[CentOS] Re: Hot swap CPU -- "build" is not a good CPU benchmark

Bryan J. Smith <b.j.smith@ieee.org> thebs413 at earthlink.net
Fri Jul 1 00:33:43 UTC 2005


From: Peter Arremann <loony at loonybin.org>
> It is a valid benchmark though :-) compile speed is a actually a
> good measure for any integer app that is small enough to run in
> large cache... Image processing, oil companies for their simulations,
> cad... they all act very similar to compile benchmark - if a compile
> is twice as fast, a software image rendering is usually twice as fast
> too :-)

Now hold on.  Did I just here you state that the ALU is used for CAD,
and most scientific and engineering applications?

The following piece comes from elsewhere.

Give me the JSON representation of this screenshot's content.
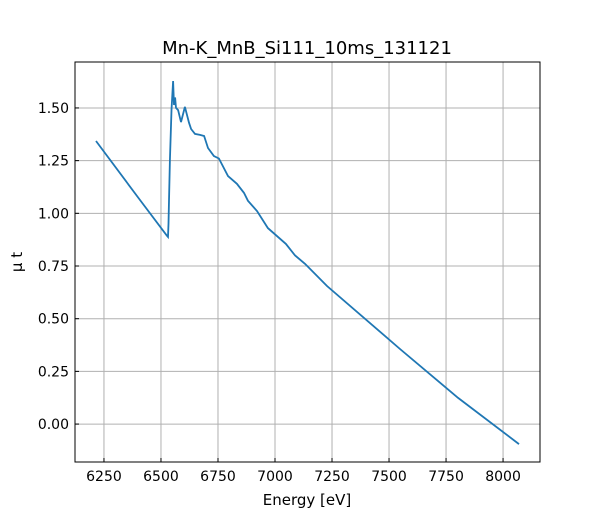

Now I'll grant you that _some_ image processing _can_ be 32/64-bit
integer transforms.  But most high-quality, 64-bit precise transforms
use the FPU.  Not even Intel's SSE (on the P3/P4) is good when you
need such precision.

In fact, I don't know how many times I've caught errors because
someone threw the "-O3" switch on "-march=p4".  You do _not_
want to use SSE for scientific computing -- it's for when you
want performance in exchange for loss of precision (let alone
accuracy).

> If you run databases or so, then yes, your comment is valid. 

Thank you.

> Fair enough :-) 

And people say *I* go off on tangents.

No offense, you were already in 2 posts before I even responded.
If you look at other threads, I'm typically responding "OT" after
2-3 people have done so, and I largely see an inaccuracy, or I
see a correction very much necessary.

[ My posts on that thread _prior_ had just been to inform people
that yes, there _were_ Xeon and Itanium systems with hot-swap
capability. ]

That's all I was trying to do in this case.  Not "prove you wrong."